On June 19, 1867, Emperor Maximilian I of Mexico was executed by firing squad on the Cerro de las Campanas (Hill of the Bells) in Querétaro City, Mexico.
Maximilian I, Emperor of Mexico
Maximilian was born in Vienna on July 6, 1832, the second son of Archduke Franz Karl of Austria and Princess Sophie of Bavaria. His elder brother was Emperor Franz Joseph I of Austria. Following a strict education in the Austrian court, Maximilian began his military training, and quickly distinguished himself in the Austrian Navy and serving as Commander.
In July 1857, Maximilian married Princess Charlotte of Belgium, his second cousin. The couple had no children. Two years later, Maximilian was first approached by a group of monarchists who wanted him to take the Mexican throne. Several offers were made over the next four years which Maximilian declined. However, after the French intervention in Mexico in 1863, he received a similar offer from the French Emperor Napoleon III. This time, he accepted. In doing so, he lost all his Austrian titles and dignities – something that was not made aware of until just before his departure for Mexico.
After accepting the Mexican crown, Maximilian and Charlotte arrived in their new country in May 1864, receiving little support from the Mexican people. They established their primary residence in Chapultepec Castle in Mexico City, a former military academy which Maximilian had remodeled and turned into an appropropriate home for an Emperor.
What led to Maximilian’s execution?
Maximilian arrived in Veracruz, Mexico, to a frosty reception. While he was supported by Napoleon and the Mexican conservatives, the Liberal forces led by Mexican President Benito Juarez refused to recognize him as Emperor. Despite this, Maximilian and Carlotta (as she was now known) set out to improve conditions in Mexico. He soon angered his conservative supporters when he chose to continue several of the liberal policies set in place by the Juarez government, including religious freedom and and land reforms.
Following the American Civil War, the US recognized Juarez as the rightful leader of Mexico, and pressured France to end their support for Maximilian. Eventually, in 1866, Emperor Napoleon withdrew his troops from Mexico under pressure from the United States, and to build up his troops at home in the ongoing battle with Prussia. Napoleon even urged Maximilian to leave Mexico but he refused. He continued to fight the conservative forces led by Juarez before being forced to retreat to Santiago de Queretaro in February 1867. There, in May, he tried to escape but the plan was sabotaged by military officer who was bribed to leave a gate open and allow the forces to get through. The city fell to the conservative forces and Maximilian was taken into custody. He was court-martialed and sentenced to death. Despite pleas from many of the reigning crowns of Europe, President Juarez refused to pardon the former Emperor and save his life.
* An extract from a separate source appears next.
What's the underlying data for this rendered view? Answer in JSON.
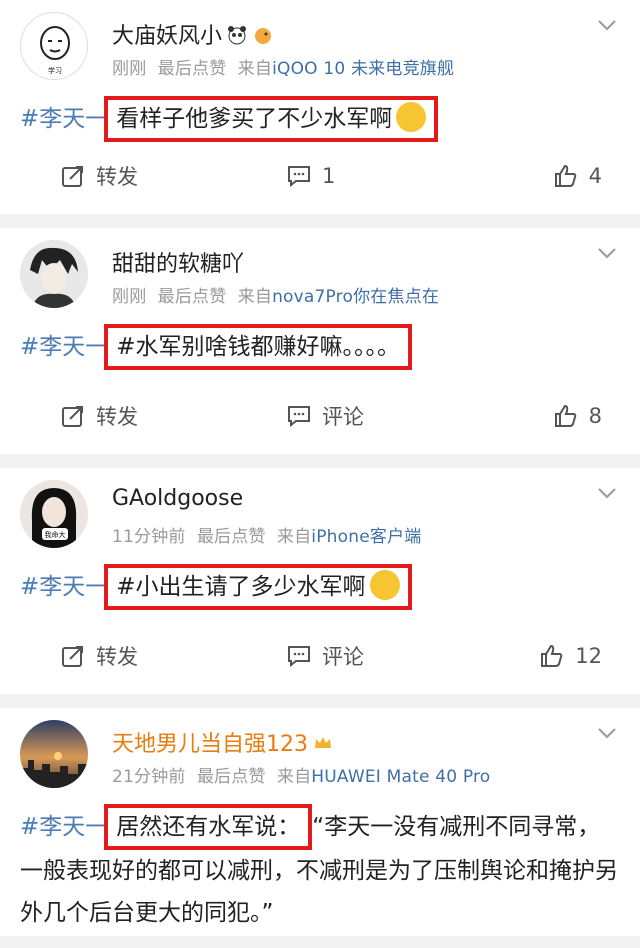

On the morning of June 19, 1867, Emperor Maximilian of Mexico, along with two of his generals, were executed by firing squad in the Cerro de las Campanas. His last words, in Spanish, were reportedly “I forgive everyone, and I ask everyone to forgive me. May my blood, which is about to be shed, be for the good of the country. Long live Mexico, long live independence.”
What happened to Maximilian?
Following the execution, Maximilian’s body was embalmed and put on display in Mexico. In January of the following year, an Austrian admiral was sent to bring the body back to Austria. The Emperor’s coffin was taken on board the SMS Novara which sailed for Trieste, Italy. It was then taken to Vienna, where on January 18, 1868, it was placed in The Imperial Crypt.